A court ruling last week now means that the act of using someone else’s password to access an online service — including Netflix or HBO Go — without the authorization of the system’s owner may be considered a violation of federal computer law. But don’t panic: It’s not likely that subscription VOD providers will suddenly have the feds descend on people swapping their login credentials.
In a July 5 ruling in a case about a former employee at executive-search firm Korn Ferry, a three-judge panel of U.S. Court of Appeals for the 9th Circuit found that sharing passwords without the authorization of the system’s owner is a crime that can be prosecuted under the U.S. Computer Fraud and Abuse Act. That would potentially make millions of Americans “unwitting federal criminals,” according to a dissenting opinion by Judge Stephen Reinhardt as noted by Fortune.
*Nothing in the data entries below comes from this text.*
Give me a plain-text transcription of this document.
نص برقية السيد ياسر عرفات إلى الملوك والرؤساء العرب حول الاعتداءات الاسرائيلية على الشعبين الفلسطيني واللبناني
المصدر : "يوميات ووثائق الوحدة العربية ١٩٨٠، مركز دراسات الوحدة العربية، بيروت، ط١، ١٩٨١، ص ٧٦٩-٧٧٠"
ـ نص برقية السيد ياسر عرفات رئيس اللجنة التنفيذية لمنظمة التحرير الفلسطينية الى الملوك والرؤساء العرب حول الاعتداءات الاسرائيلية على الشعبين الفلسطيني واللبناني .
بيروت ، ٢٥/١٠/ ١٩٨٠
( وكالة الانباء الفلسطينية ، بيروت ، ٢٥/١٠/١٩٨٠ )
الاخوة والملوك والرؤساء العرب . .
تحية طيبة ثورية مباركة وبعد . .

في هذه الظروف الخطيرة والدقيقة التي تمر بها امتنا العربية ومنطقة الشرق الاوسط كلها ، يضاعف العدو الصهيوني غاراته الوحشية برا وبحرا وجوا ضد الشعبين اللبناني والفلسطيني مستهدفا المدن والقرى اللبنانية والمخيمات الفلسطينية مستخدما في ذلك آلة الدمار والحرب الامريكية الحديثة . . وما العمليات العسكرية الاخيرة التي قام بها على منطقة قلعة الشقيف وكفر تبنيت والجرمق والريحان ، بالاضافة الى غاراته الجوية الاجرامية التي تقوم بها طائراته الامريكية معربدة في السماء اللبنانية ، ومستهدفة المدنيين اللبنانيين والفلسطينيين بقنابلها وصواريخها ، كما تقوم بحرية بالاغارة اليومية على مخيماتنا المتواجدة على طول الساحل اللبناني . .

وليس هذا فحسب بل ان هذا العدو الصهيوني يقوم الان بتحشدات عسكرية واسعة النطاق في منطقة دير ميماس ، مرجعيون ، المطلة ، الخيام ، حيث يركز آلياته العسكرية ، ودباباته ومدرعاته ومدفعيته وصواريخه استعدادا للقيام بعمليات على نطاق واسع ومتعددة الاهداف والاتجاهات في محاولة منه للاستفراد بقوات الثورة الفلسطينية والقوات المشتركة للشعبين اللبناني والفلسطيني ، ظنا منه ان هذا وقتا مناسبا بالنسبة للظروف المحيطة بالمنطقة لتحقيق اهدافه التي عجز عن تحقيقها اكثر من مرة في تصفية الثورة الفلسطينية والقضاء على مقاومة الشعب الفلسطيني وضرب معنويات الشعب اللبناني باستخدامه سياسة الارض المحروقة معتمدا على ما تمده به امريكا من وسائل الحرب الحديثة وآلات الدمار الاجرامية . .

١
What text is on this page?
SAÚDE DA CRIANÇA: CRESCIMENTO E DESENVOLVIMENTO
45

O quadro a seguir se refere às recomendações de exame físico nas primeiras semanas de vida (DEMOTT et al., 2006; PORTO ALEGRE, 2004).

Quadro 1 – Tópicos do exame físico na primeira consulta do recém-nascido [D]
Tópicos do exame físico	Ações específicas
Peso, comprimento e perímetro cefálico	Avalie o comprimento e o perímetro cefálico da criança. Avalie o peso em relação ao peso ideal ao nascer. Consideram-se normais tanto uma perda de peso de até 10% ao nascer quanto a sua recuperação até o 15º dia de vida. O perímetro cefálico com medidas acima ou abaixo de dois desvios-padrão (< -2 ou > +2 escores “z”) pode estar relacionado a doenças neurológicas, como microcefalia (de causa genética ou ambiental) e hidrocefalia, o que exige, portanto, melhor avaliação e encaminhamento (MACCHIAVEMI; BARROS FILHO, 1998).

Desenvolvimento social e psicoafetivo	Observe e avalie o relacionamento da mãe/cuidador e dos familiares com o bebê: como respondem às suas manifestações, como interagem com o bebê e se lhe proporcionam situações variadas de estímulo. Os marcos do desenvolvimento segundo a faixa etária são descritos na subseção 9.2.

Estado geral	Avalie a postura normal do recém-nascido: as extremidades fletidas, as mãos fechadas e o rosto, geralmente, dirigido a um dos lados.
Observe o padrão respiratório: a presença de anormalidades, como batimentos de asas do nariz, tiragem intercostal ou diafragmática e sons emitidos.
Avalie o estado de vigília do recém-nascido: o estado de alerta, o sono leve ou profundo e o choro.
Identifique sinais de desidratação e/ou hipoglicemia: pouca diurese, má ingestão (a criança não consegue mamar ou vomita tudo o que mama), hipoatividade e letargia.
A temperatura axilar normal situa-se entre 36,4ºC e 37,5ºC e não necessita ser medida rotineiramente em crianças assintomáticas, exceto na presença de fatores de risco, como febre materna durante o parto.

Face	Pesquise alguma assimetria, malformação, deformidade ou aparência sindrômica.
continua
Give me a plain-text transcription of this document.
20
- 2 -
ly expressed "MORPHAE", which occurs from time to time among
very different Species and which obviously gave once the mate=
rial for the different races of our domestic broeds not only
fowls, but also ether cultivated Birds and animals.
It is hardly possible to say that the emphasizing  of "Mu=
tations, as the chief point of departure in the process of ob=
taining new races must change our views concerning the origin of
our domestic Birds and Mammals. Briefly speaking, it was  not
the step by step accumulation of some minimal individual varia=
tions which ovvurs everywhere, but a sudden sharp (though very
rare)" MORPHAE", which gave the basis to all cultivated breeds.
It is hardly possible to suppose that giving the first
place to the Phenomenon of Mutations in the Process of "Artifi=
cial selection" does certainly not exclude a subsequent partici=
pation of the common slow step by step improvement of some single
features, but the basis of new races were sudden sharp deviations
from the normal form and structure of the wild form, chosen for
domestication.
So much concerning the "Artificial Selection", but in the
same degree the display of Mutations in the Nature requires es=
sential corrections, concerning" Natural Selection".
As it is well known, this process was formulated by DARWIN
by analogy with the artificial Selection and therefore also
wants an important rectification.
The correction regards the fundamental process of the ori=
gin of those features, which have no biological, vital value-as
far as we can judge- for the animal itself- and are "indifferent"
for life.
To Reinhardt, the appeals court’s ruling would make it illegal to engage in some common examples of password-sharing, such as logging in to a Facebook account on behalf of a friend or relative. “The majority is wrong to conclude that a person necessarily accesses a computer account ‘without authorization’ if he does so without the permission of the system owner,” he wrote in his dissent.
The trend of people freeloading off the Netflix or HBO passwords of paying subs has long been a question facing the industry, and during the Primetime Emmy Awards last year host Andy Samberg even made a joke about it. A study last year by research firm Parks Associates suggested SVOD services would stand to lose upwards of $500 million in revenue in 2015 from the practice.